We present ForePLay, a large-scale annotated corpus of Polish language content consisting of 24,583 sentences. The dataset was systematically sampled from two primary sources:
- User-generated content from online fiction repositories,
- Polish literary works, including translations of world literature and LGBTQ+ literature.
The annotation process involved a gender-balanced team of 6 annotators. Each sentence was annotated by three annotators, employing majority voting. In cases of complete disagreement, a superannotation process resolved discrepancies.
- 6,361 sentences labeled as erotic
- 1,344 sentences labeled as ambiguous
- 16,878 sentences labeled as neutral
For detailed annotation guidelines, refer to the accompanying publication:
Please note that the released dataset does not include the minor classes outlined in the original data framework that pertain to sexual violence and socially unacceptable behaviors. Due to ethical considerations, we have chosen not to publish potentially harmful data.

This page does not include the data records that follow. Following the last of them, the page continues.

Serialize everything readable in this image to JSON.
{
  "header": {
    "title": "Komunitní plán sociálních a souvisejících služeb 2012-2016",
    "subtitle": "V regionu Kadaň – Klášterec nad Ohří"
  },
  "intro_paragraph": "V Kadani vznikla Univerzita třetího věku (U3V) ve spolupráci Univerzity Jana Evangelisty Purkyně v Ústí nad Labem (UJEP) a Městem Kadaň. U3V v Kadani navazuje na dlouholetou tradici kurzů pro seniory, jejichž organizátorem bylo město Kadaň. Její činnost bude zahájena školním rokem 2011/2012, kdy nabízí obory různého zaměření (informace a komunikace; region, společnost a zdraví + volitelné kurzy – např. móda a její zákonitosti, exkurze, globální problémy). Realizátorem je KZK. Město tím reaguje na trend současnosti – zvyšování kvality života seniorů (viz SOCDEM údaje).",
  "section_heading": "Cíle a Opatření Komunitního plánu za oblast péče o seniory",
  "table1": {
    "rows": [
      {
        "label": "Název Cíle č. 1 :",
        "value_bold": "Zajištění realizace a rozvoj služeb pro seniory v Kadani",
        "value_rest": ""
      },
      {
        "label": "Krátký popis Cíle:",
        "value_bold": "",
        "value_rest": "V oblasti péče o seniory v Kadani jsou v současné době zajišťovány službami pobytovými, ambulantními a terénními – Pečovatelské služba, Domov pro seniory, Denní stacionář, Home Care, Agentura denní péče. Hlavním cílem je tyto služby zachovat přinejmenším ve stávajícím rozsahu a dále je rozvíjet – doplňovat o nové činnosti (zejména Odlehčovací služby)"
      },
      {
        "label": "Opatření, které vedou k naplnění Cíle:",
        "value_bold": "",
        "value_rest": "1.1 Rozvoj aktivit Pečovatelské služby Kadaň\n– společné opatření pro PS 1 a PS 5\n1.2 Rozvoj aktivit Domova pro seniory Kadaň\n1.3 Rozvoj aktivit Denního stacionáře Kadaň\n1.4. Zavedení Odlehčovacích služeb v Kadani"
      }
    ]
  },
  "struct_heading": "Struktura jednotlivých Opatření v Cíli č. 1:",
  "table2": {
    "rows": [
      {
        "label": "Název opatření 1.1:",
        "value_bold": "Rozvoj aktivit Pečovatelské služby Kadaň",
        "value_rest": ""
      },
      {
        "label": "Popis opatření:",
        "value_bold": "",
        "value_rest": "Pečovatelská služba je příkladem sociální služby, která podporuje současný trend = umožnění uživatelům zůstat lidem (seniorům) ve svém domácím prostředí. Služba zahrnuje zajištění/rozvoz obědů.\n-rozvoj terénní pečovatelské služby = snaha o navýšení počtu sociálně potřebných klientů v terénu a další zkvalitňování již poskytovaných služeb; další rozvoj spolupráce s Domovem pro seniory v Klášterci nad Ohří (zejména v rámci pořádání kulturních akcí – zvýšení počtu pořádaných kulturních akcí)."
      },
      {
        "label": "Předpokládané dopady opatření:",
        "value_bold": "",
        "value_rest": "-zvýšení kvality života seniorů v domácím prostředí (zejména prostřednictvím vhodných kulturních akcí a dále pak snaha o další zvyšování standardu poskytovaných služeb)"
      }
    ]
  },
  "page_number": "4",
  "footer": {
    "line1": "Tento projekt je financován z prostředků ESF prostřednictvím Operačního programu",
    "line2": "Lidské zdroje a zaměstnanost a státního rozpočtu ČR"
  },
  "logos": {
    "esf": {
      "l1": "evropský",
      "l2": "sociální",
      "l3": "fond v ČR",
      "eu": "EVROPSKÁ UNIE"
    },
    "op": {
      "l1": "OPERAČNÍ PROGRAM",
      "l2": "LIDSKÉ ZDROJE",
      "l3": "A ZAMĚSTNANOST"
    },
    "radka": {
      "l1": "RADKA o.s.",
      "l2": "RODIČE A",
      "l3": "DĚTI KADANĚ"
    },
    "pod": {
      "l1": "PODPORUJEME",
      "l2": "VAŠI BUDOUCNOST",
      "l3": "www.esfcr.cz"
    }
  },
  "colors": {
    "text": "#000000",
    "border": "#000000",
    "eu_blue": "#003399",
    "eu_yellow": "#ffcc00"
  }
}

A subset of erotic and ambiguous sentences, totaling 3,704 samples, has been released.
- 2,728 sentences labeled as erotic
- 976 sentences labeled as ambiguous
This subset has undergone additional copyright verification and was made available following legal consultations. The released data and its license comply with new legal regulations that came into effect after the data collection and annotation process had been completed. The published dataset will be gradually expanded.
The password-protected data stored within a .zip file, along with the password itself, can be found here.
⚠️ Content Warning:
This repository contains a dataset that includes erotic and potentially sensitive textual content intended strictly for research purposes. It is recommended for use by individuals aged 18 and older.
The content has been annotated and curated in accordance with legal and ethical guidelines, and it is intended to support research on content moderation, natural language processing, and harmful content detection.
We have made every effort to comply with license requirements and respect the rights associated with all source materials included in the dataset. If you have any concerns or questions regarding the content, please feel free to contact the Department of Linguistic Engineering and Text Analysis. We will review and address them promptly.
If you make use of this dataset, please cite the following paper:
Kołos, A., Lorenc, K., Wiśnios, E., Karlińska, A. Behind Closed Words: Creating and Investigating the ForePLay Annotated Dataset for Polish Erotic Discourse. 2024. arXiv:2412.17533.
The dataset and code in the repository are made available under a Attribution-NonCommercial-NoDerivatives 4.0 International license.